Abstract

Vasopressin and direct hemoperfusion with an immobilized polymyxin B column (PMX) have emerged recently as treatments for septic shock. This study assessed the impact of these two treatments on the survival of patients with septic shock. A retrospective, matched cohort study was performed to compare patients who had septic shock and were treated with PMX or vasopressin. The primary endpoint was the 90-day mortality rate. 30 patients receiving PMX were matched to 30 treated with vasopressin.
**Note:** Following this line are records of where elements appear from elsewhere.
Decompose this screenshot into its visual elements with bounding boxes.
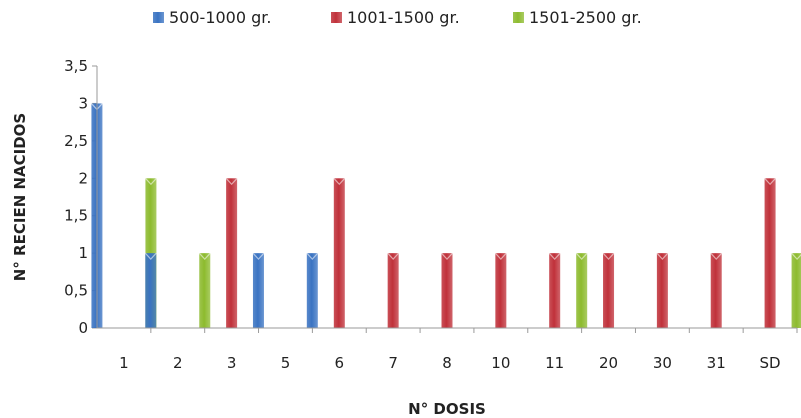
bar-cap	[441, 252, 453, 261]
x-tick-label: 11	[545, 354, 564, 372]
y-tick-label: 2	[78, 169, 88, 187]
legend-swatch	[331, 12, 342, 23]
x-tick-label: 30	[653, 354, 672, 372]
bar-cap	[306, 252, 319, 261]
x-tick-label: 3	[227, 354, 237, 372]
x-axis-ticks: 1 2 3 5 6 7 8 10 11 20 30 31 SD	[119, 328, 798, 372]
x-tick-label: 31	[707, 354, 726, 372]
x-tick-label: 8	[442, 354, 452, 372]
x-tick-label: 7	[388, 354, 398, 372]
x-axis-title: N° DOSIS	[408, 400, 486, 418]
legend-label: 1001-1500 gr.	[347, 8, 460, 27]
bar	[495, 253, 507, 328]
bar	[441, 253, 453, 328]
bar	[333, 178, 345, 328]
bars	[90, 103, 801, 328]
legend-swatch	[513, 12, 524, 23]
bar-cap	[656, 252, 669, 261]
x-tick-label: 5	[281, 354, 291, 372]
y-tick-label: 3,5	[64, 57, 88, 75]
bar	[387, 253, 399, 328]
bar	[306, 253, 318, 328]
x-tick-label: 6	[335, 354, 345, 372]
bar-cap	[575, 252, 588, 261]
legend: 500-1000 gr. 1001-1500 gr. 1501-2500 gr.	[153, 8, 642, 27]
bar	[603, 253, 615, 328]
y-axis-title: N° RECIEN NACIDOS	[11, 113, 29, 281]
bar-cap	[144, 252, 157, 261]
y-tick-label: 2,5	[64, 132, 88, 150]
legend-swatch	[153, 12, 164, 23]
bar-cap	[548, 252, 561, 261]
y-tick-label: 0,5	[64, 282, 88, 300]
bar	[252, 253, 264, 328]
bar-cap	[710, 252, 723, 261]
bar-cap	[225, 177, 238, 186]
bar	[764, 178, 776, 328]
legend-label: 500-1000 gr.	[169, 8, 271, 27]
bar	[791, 253, 801, 328]
bar	[576, 253, 588, 328]
y-tick-label: 3	[78, 94, 88, 112]
bar	[145, 253, 157, 328]
bar-cap	[198, 252, 211, 261]
bar	[656, 253, 668, 328]
x-tick-label: 10	[491, 354, 510, 372]
x-tick-label: 2	[173, 354, 183, 372]
bar-cap	[602, 252, 615, 261]
y-tick-label: 1,5	[64, 207, 88, 225]
bar-cap	[387, 252, 400, 261]
bar-cap	[494, 252, 507, 261]
bar-cap	[252, 252, 265, 261]
bar	[199, 253, 211, 328]
legend-label: 1501-2500 gr.	[529, 8, 642, 27]
bar	[226, 178, 238, 328]
x-tick-label: SD	[760, 354, 781, 372]
bar	[549, 253, 561, 328]
bar	[710, 253, 722, 328]
bar-cap	[144, 177, 157, 186]
x-tick-label: 20	[599, 354, 618, 372]
bar-cap	[333, 177, 346, 186]
y-tick-label: 1	[78, 244, 88, 262]
bar-cap	[764, 177, 777, 186]
x-tick-label: 1	[119, 354, 129, 372]
y-tick-label: 0	[78, 319, 88, 337]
The 90-day survival rate was significantly higher in the vasopressin group than the PMX group (83% vs. 53%; p = 0.008). In the PMX group, the subgroup with gastrointestinal surgery had a significantly higher survival rate than the subgroup without surgery (76.9% vs. 52.9%; p = 0.01). Cox multivariate analysis showed that vasopressin therapy (versus PMX; HR = 0.27; p < 0.01). The estimated hazard ratio for the SOFA score was 1.44 (p < 0.01), and total pressor dosage an baseline was 1.26 (p = 0.01). We found a significant reduction of the mortality rate in septic shock patients who received vasopressin compared with PMX. In the PMX group, the subgroup with gastrointestinal surgery had a significantly higher survival rate than the subgroup without such surgery.